Now tell me, where is all the energy coming from to drill these wells, create all this heat, extract the gas and kerogen and transport it to refining and processing facilities? This isn't downtown Grand Junction, for Crush Sakes, this is as far out in the boonies as anyone can get.

I once took a New York City journalist with me on one of my site visits. Picked him up at the Grand Junction airport and drove him in to an oil shale site on Cathedral Bluffs. By the time we arrived on site three hours later, he was convinced we were totally lost and we were going to die of starvation out in the wilderness. He was almost literally scared shitless by the immensity of that country.

Shell and every other energy company is making their final economic move before the petroleum door slams shut with a resounding DOOM! They know they can't get any meaningful amount of energy from oil shale. But they can manipulate the economy to squeeze out the last dollars from the shale before moving on to other things, say, recycling SUVs into affordable housing.

Oil Shale? Forget about it, write it off, pay it no heed: it's a non-starter. Tar sands? Best for making roads.

At some point, "we" must admit that we're fucked. We've gotten drunk on the smell of someone else's cork and now the bottle's empty. Too bad; that's just the way it is. We'll just have to get by on less, the best we can. The energy chickens have come home to roost, the party's over, it's pay-up time and the billfold's damned near empty.

Hey, things are looking up!

Leona Gulch
Pacific Plate

Friday, April 01, 2005

It's Time to get serious about conservation!
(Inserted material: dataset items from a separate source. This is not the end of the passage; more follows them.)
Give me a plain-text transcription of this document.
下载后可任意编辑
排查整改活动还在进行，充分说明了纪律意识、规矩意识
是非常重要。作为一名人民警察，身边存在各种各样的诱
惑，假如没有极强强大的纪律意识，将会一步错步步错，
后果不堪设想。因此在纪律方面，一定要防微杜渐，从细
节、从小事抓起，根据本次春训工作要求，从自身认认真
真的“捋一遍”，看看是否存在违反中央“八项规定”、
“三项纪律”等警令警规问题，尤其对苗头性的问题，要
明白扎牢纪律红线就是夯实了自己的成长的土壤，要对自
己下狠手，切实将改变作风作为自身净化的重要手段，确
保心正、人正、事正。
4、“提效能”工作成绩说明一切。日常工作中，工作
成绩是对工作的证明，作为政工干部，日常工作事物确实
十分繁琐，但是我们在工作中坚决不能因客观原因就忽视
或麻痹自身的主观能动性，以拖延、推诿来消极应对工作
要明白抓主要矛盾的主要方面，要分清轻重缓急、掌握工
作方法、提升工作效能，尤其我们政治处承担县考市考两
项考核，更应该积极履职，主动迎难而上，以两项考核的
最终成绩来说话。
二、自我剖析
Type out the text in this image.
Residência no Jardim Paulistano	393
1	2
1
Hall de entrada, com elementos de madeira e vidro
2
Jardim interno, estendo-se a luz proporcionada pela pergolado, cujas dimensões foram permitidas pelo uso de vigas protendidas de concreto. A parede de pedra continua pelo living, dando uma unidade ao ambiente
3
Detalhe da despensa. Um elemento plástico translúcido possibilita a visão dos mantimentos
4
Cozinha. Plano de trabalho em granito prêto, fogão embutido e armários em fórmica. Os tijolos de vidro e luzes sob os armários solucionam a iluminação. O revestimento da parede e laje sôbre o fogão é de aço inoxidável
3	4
There's no better time than the present to get serious about conservation.

Peak Oil has arrived, oil will soon be $100 dollars a barrel, meaning gasoline will be $7 a gallon soon, though not soon eneough.

Even so, the problem is not that there's not enough oil, there are just too damned many people on this planet! We're rushing into an era of steadily declining energy availability, in a "cilivilzation" based on cheap abundant energy supplied by oil and other fossil fuels. In this fantasy world, our population has skyrocketed and continues to increase exponentially, despite wars, disease and famine.

If we had begun a serious program of population reduction, as Paul Ehrlich encouraged in the late 60s, we would be in better shape now to ease into a world of reducing energy. As it is now, we have two options: begin a crash program of population control, or twiddle our thumbs until Ma Nature does it for us.

Our population growth is slowing, globally, though some countries and continents still have excessive growth levels. As energy levels decrease, population declines will accelerate, either by reduction in birth rate and survival, or increase in death rates, or, most likely, both. The trick will be to balance energy depletion with population growth slowdown as much as possible, such that we manage as soft a landing for our societies as we can.

This is where conservation comes in. During Word War II, the United States and Great Britain engaged in government programs to conserve energy, recycle all materials, grow "Victory Gardens," take care of family, friends and neighbors. It became a societal ethic that most followed with pride and for which considerable social sanctions were applied against those who did not comply. When the crisis passed, and the new economic era dawned, conservation was forgotten by most.

We can do it again, if the crisis is admitted, if the people are kept informed, if the politicians have the will to lead the people instead of going off in their own directions to make piles of money before the source drips dry. The individual ethic is paramount now, and we may not be able to marshall support for the necessary effort.

So it will be a bad fall, all clumsy limbs and bumped heads. It won't mean extinction, for humans at least. Many will survive amid the crumbled remains and continue some form of human society. It will be, of necessity, a sustainable society, if it will be at all.

A thousand years from now, human life will be stabilized in common with all life. Humans will live in small comuunities scattered esthetically about the landscape, living bioregionally in cooperative communities united by kinship and mutaul aid. Not a "cave man" existence, by any means, in fact, more than likely, quite a comfortable life. Too bad we won't live to see it arrive.